“Child” as defined by the Child Labour (Prohibition and Regulation) Act, 1986 is a person who has not completed the age of fourteen years. A child of such tender age, is expected to play, study and be carefree about his life. But as a fact of nature, expectations hardly meet reality. Children, by will or by force are employed to work in the harsh conditions and atmosphere which becomes a threat to their life. Child labour leads to underdevelopment, incomplete mental and physical development, which in turn results in retarded growth of children.
International Labour Organisation (ILO) defines the term child labour as, “work that deprives children of their childhood, their potential and their dignity, and that is harmful to physical and mental development. It refers to work that is mentally, physically, socially or morally dangerous and harmful to children, or work whose schedule interferes with their ability to attend regular school, or work that affects in any manner their ability to focus during school or experience a healthy childhood.”
UNICEF defines child labour differently. A child, suggests UNICEF, is involved in child labour activities if between 5 to 11 years of age, he or she did at least one hour of economic activity or at least 28 hours of domestic work in a week, and in case of children between 12 to 14 years of age, he or she did at least 14 hours of economic activity or at least 42 hours of economic activity and domestic work per week. UNICEF in another report suggests, “Children’s work needs to be seen as happening along a continuum, with destructive or exploitative work at one end and beneficial work – promoting or enhancing children’s development without interfering with their schooling, recreation and rest – at the other.
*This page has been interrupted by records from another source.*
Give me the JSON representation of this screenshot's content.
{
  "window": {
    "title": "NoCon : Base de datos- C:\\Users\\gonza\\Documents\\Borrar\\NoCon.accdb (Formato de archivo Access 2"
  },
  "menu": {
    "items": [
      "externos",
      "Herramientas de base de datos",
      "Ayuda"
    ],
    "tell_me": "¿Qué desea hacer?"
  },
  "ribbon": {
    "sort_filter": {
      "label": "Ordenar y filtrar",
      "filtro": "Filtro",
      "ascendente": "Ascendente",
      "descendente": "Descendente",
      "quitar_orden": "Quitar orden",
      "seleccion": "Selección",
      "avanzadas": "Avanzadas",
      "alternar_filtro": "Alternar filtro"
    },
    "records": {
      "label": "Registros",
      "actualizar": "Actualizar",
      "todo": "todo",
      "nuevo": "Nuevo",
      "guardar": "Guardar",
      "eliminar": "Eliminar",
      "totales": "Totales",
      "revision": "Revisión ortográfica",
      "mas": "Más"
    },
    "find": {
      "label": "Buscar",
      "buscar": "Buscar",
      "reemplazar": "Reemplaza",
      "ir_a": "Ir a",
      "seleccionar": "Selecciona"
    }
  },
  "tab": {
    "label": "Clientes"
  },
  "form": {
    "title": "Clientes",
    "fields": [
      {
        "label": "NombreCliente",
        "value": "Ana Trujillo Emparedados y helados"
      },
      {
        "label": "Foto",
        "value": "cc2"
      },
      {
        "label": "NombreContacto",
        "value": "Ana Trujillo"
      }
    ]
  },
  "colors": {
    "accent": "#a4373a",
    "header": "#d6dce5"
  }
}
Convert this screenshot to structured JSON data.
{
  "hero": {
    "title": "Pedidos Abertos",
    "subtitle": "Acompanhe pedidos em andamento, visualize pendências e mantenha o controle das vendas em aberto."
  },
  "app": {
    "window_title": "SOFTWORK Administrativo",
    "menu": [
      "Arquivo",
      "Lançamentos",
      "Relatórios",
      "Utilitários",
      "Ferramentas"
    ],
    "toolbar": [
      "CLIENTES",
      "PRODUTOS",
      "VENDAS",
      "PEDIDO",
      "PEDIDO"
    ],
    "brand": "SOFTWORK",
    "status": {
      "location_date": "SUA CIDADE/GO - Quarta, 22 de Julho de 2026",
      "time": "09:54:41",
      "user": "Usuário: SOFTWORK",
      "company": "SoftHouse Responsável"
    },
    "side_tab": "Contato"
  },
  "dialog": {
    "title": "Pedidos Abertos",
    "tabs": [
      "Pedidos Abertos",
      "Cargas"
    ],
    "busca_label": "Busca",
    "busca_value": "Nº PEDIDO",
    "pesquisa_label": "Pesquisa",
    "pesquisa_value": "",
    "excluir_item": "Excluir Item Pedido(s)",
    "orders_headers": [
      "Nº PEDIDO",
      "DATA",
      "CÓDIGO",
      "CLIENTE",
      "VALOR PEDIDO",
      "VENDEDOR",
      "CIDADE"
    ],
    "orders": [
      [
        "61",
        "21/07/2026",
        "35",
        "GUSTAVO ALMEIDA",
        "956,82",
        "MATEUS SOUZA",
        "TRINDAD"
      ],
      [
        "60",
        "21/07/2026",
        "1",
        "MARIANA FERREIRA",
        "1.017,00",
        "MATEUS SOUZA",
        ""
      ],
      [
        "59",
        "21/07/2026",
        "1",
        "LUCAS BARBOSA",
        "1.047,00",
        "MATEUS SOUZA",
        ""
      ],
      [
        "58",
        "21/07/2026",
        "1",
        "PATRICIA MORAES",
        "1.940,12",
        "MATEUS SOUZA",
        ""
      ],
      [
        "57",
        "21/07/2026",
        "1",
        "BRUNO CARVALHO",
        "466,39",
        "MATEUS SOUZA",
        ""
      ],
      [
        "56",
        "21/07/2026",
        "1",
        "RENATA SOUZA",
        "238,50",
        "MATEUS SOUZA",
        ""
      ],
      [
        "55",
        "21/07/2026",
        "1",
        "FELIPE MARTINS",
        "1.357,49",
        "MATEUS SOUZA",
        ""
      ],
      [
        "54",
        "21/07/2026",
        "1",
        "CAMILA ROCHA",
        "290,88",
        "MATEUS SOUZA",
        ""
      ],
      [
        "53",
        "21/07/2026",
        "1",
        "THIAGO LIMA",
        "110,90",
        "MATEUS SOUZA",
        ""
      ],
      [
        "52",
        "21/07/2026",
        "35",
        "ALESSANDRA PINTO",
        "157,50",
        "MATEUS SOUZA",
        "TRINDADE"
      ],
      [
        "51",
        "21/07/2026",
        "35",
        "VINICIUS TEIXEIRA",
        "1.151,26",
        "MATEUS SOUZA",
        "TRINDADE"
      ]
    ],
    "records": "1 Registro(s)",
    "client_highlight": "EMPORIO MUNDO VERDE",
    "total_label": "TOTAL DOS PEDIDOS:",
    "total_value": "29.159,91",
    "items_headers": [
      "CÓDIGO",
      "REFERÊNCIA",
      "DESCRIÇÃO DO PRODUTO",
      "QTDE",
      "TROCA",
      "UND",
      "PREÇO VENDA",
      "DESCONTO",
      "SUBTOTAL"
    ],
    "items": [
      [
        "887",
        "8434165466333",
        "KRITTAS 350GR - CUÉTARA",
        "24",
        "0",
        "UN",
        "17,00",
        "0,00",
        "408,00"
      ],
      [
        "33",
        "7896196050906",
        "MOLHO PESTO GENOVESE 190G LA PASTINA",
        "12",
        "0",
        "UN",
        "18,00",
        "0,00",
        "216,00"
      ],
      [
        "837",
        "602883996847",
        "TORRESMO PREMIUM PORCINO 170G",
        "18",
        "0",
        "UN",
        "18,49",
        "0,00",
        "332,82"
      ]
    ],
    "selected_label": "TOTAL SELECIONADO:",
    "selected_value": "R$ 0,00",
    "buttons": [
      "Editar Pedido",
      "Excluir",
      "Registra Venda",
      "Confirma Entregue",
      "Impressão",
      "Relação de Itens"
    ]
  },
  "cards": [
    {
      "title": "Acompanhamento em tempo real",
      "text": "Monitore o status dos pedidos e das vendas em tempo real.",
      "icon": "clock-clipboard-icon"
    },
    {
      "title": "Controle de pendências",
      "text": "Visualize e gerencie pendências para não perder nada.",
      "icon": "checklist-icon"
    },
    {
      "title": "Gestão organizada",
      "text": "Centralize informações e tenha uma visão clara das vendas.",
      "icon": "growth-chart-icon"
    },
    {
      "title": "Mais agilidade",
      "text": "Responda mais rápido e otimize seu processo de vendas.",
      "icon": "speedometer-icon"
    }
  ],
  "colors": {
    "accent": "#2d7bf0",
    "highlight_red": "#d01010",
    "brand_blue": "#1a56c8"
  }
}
And between these two poles are vast areas of work that need not negatively affect a child’s development.”
India’s Census 2001 office defines child labor as, “participation of a child less than 17 years of age in any economically productive activity with or without compensation, wages or profit. Such participation could be physical or mental or both. This work includes part-time help or unpaid work on the farm, family enterprise or in any other economic activity such as cultivation and milk production for sale or domestic consumption. Indian government classifies child laborers into two groups: Main workers are those who work 6 months or more per year. And marginal child workers are those who work at any time during the year but less than 6 months in a year.”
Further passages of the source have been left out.